If proposed plans significantly change the environmental determinations of the SEIS, additional SEPA review may be required. Additional SEPA review may be conducted consistent with city SEPA procedures and state law.
Shifting the total build-out of development among uses, or similar uses that may not be specifically listed in the above table, may be permitted so long as the total build-out does not exceed the aggregate amount of the development envelope, or trip generation reviewed in the SEIS, and so long as the impacts of that development have been identified and mitigated in the SEIS and mitigation document.

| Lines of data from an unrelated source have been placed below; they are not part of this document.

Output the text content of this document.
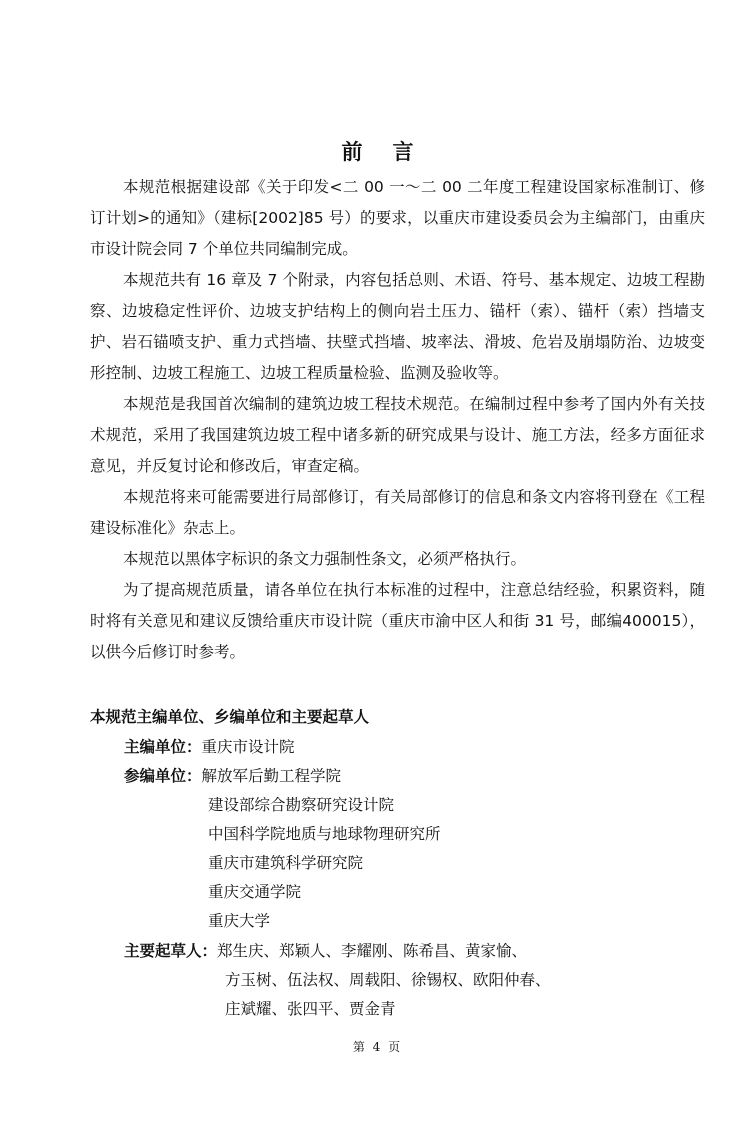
前言

本规范根据建设部《关于印发<二 00 一～二 00 二年度工程建设国家标准制订、修订计划>的通知》（建标[2002]85 号）的要求，以重庆市建设委员会为主编部门，由重庆市设计院会同 7 个单位共同编制完成。

本规范共有 16 章及 7 个附录，内容包括总则、术语、符号、基本规定、边坡工程勘察、边坡稳定性评价、边坡支护结构上的侧向岩土压力、锚杆（索）、锚杆（索）挡墙支护、岩石锚喷支护、重力式挡墙、扶壁式挡墙、坡率法、滑坡、危岩及崩塌防治、边坡变形控制、边坡工程施工、边坡工程质量检验、监测及验收等。

本规范是我国首次编制的建筑边坡工程技术规范。在编制过程中参考了国内外有关技术规范，采用了我国建筑边坡工程中诸多新的研究成果与设计、施工方法，经多方面征求意见，并反复讨论和修改后，审查定稿。

本规范将来可能需要进行局部修订，有关局部修订的信息和条文内容将刊登在《工程建设标准化》杂志上。

本规范以黑体字标识的条文力强制性条文，必须严格执行。

为了提高规范质量，请各单位在执行本标准的过程中，注意总结经验，积累资料，随时将有关意见和建议反馈给重庆市设计院（重庆市渝中区人和街 31 号，邮编400015），以供今后修订时参考。

本规范主编单位、乡编单位和主要起草人
主编单位：重庆市设计院
参编单位：解放军后勤工程学院
建设部综合勘察研究设计院
中国科学院地质与地球物理研究所
重庆市建筑科学研究院
重庆交通学院
重庆大学
主要起草人：郑生庆、郑颖人、李耀刚、陈希昌、黄家愉、
方玉树、伍法权、周载阳、徐锡权、欧阳仲春、
庄斌耀、张四平、贾金青
第 4 页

(iii) The project is located within the planned action area.
(iv) Transportation.
(A) Vehicle trip generation. The trip generation alternatives reviewed in the SEIS are as follows:
Time Period |
2025 No Action Alternative Total Trips |
2025 Action Alternative Total Trips |
---|---|---|
AM Peak Hour |
3,040 |
3,617 |
PM Peak Hour |
6,919 |
6,792 |
The SEIS conducted quantitative analysis on a per-intersection basis of impacts and mitigation through 2025 (or the equivalent time, based on the cumulative totals of projected vehicle trips).
(B) Trip threshold. Proposed development that would result in a cumulative total of trips that exceeds the maximum trip levels shown above would not qualify as a planned action.
(C) Public works discretion. The public works director shall have discretion to determine incremental and total trip generation, consistent with the Institute of Traffic Engineers (ITE) General Manual (latest ed.), for each project permit application.
(v) Elements of the environment analyzed in the SEIS. A project that would result in a significant change in impacts to any of the elements of the environment identified in the SEIS would not qualify as a planned action.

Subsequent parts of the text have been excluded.